Supreme Court set to revisit technological neutrality in CBC v SODRAC

Supreme Court set to revisit technological neutrality in CBC v SODRAC

On September 4, the Supreme Court of Canada granted leave to appeal from the Federal Court of Appeal in CBC v SODRAC 2003 Inc which considered the issue of whether broadcasters must pay royalties on ephemeral or incidental copies of an audiovisual work created during the preparation of that work for broadcast. The case arose out of a decision by the Copyright Board to collect royalties for these ephemeral copies; the CBC disagreed on technological neutrality grounds.

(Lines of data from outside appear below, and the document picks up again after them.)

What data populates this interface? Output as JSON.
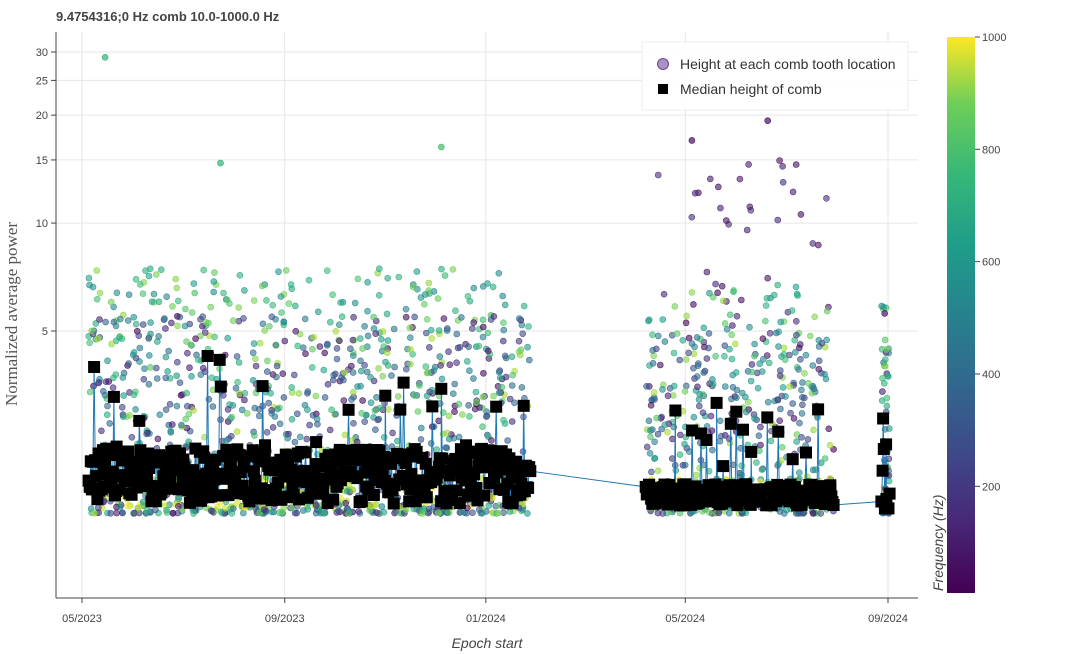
{
  "title": "9.4754316;0 Hz comb 10.0-1000.0 Hz",
  "chart_data": {
    "type": "scatter",
    "title": "9.4754316;0 Hz comb 10.0-1000.0 Hz",
    "xlabel": "Epoch start",
    "ylabel": "Normalized average power",
    "x_ticks": [
      "05/2023",
      "09/2023",
      "01/2024",
      "05/2024",
      "09/2024"
    ],
    "y_ticks": [
      5,
      10,
      15,
      20,
      25,
      30
    ],
    "y_scale": "log",
    "grid": true,
    "legend": {
      "placement": "top-right",
      "entries": [
        "Height at each comb tooth location",
        "Median height of comb"
      ]
    },
    "colorbar": {
      "label": "Frequency (Hz)",
      "ticks": [
        200,
        400,
        600,
        800,
        1000
      ],
      "range": [
        10,
        1000
      ],
      "colormap": "viridis"
    },
    "annotated_outliers": [
      {
        "x": "2023-05-15",
        "y": 29.0,
        "freq": 650
      },
      {
        "x": "2023-07-24",
        "y": 14.7,
        "freq": 650
      },
      {
        "x": "2023-12-05",
        "y": 16.3,
        "freq": 700
      },
      {
        "x": "2024-06-20",
        "y": 19.3,
        "freq": 60
      },
      {
        "x": "2024-05-05",
        "y": 17.0,
        "freq": 60
      },
      {
        "x": "2024-08-30",
        "y": 5.6,
        "freq": 80
      }
    ],
    "data_segments": [
      {
        "start": "2023-05-05",
        "end": "2024-01-28",
        "median_base": 2.0,
        "median_spread": 0.35,
        "bottom": 1.55,
        "scatter_top": 5.5,
        "low_freq_high": false
      },
      {
        "start": "2024-04-07",
        "end": "2024-07-30",
        "median_base": 1.75,
        "median_spread": 0.12,
        "bottom": 1.55,
        "scatter_top": 5.0,
        "low_freq_high": true
      },
      {
        "start": "2024-08-28",
        "end": "2024-09-02",
        "median_base": 1.75,
        "median_spread": 0.8,
        "bottom": 1.55,
        "scatter_top": 4.5,
        "low_freq_high": false
      }
    ],
    "median_series": [
      {
        "x": "2023-05-07",
        "y": 1.82
      },
      {
        "x": "2023-05-14",
        "y": 2.05
      },
      {
        "x": "2023-05-22",
        "y": 2.38
      },
      {
        "x": "2023-06-02",
        "y": 2.0
      },
      {
        "x": "2023-06-15",
        "y": 2.2
      },
      {
        "x": "2023-07-01",
        "y": 1.95
      },
      {
        "x": "2023-07-18",
        "y": 2.1
      },
      {
        "x": "2023-08-05",
        "y": 2.25
      },
      {
        "x": "2023-08-20",
        "y": 2.4
      },
      {
        "x": "2023-09-05",
        "y": 1.72
      },
      {
        "x": "2023-09-20",
        "y": 2.45
      },
      {
        "x": "2023-10-05",
        "y": 2.2
      },
      {
        "x": "2023-10-20",
        "y": 2.33
      },
      {
        "x": "2023-11-01",
        "y": 3.3
      },
      {
        "x": "2023-11-20",
        "y": 2.3
      },
      {
        "x": "2023-12-05",
        "y": 3.45
      },
      {
        "x": "2023-12-20",
        "y": 2.4
      },
      {
        "x": "2024-01-05",
        "y": 2.3
      },
      {
        "x": "2024-01-20",
        "y": 1.8
      },
      {
        "x": "2024-04-10",
        "y": 1.8
      },
      {
        "x": "2024-04-25",
        "y": 3.0
      },
      {
        "x": "2024-05-20",
        "y": 3.15
      },
      {
        "x": "2024-06-10",
        "y": 2.3
      },
      {
        "x": "2024-07-10",
        "y": 1.75
      },
      {
        "x": "2024-07-28",
        "y": 1.82
      },
      {
        "x": "2024-08-29",
        "y": 2.85
      },
      {
        "x": "2024-08-31",
        "y": 1.7
      }
    ]
  },
  "colors": {
    "grid": "#e6e6e6",
    "axis": "#444444",
    "median_marker": "#000000",
    "line": "#1f77b4",
    "legend_circle": "#8c6bb1"
  }
}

The Board's rationale was that because they add value to the final broadcast, incidental acts of reproduction should attract royalties of their own in addition to those payable for the broadcast of the work. It relied on Bishop v Stevens in support of its interpretation of the law. The facts in Bishop were very similar to those in the present case, and raised the same question of whether incidental reproductions made in the course of preparing an audiovisual work for broadcast were subject to tariffs. At issue in Bishop was whether pre-recordings of television shows created "to ensure the quality of the broadcasts, and to enable broadcasters to offer the same programming at convenient times across five different time zones" fell within the scope of the Copyright Act s 3.1(f) (broadcasting) or s 3.1(d) (recording). The Court used a narrow, "ordinary words" interpretation of the Act in concluding that the creation of incidental copies to be used in the broadcast process was not a component of the broadcast right itself.

 

The CBC on the other hand, relied on the technological neutrality principle stated in ESA v SOCANand claimed that the Supreme Court’s decision in that case changed the law as it relates to incidental copies. The principle as articulated by the Court provides that the public should not be subject to additional taxes or tariffs for a copyrighted work depending merely on its method of delivery – more advanced technological methods of delivering a work to a customer should not attract additional levies. The particular version of technological neutrality espoused in ESA seems to be that of functional equivalence: if two technologies have the same effect, such as mailing a video game to a customer and downloading the same game via the internet, one method of delivery should not be favoured over the other by copyright law. CBC argued that because the incidental copies were produced "purely to meet the technological requirements of the systems used by producers and broadcasters", an increase in royalties would result in a restriction on technological innovation and efficiency.

 

The Federal Court of Appeal sided with SODRAC and the Board, reasoning that while the Supreme Court in ESA stated three versions of technological neutrality in its majority reasons, it used none of them in its final decision, relying instead on an analysis of the history and jurisprudence separating the performance right from the reproduction right. Because the application of this new principle of copyright law to a changing technological landscape was not the basis of the ESA decision, the Federal Court of Appeal rejected the CBC's technological neutrality argument. Instead, it preferred the reasoning of the Supreme Court in Bishop, which did deal with technological change in similar circumstances to the case at hand, and emphasized the distinctness of the reproduction right from the broadcast right.

 

If SODRAC prevails at the Supreme Court of Canada, consumers will likely be relatively unaffected, at least as concerns the broadcasts at issue in this case. However, the status of ephemeral reproductions under copyright law is of great importance in the transfer of copyright-protected works over the internet. In American cases dealing with the resale of digital works such as MP3s, copyright holders have used the reproduction right to restrict the ability of consumers to resell their "used" audio and video files, despite the fact that they were purchased legally. The lack of a digital right to resale stands in stark contrast to the thriving physical trade in used copies of music and movies. The legal avenue through which copyright holders have been successful in stymieing the development of digital secondary markets is the engagement of the exclusive right of reproduction, a technicality of transferring a file over the internet: in order to transfer a digital file, a reproduction of that file — an ephemeral copy — must be created on the recipient's computer and the original subsequently deleted from the sender's computer. A technological neutrality argument in favour of digital resale — that because resale of copyrighted works is permissible offline, that it ought not to be illegal online merely due to a technicality of online transfer — would be significantly harder to make if the Supreme Court decides to hobble the seemingly broad statement of the principle in ESA.

 

Another possibility is that the court will reconcile Bishop with ESA in a way that recognizes the importance of technological efficiency and innovation, and allows new business models to thrive while protecting and rewarding the work of artists.

 

Adam Chan is an IPilogue Editor and graduate of the University of British Columbia Faculty of Law.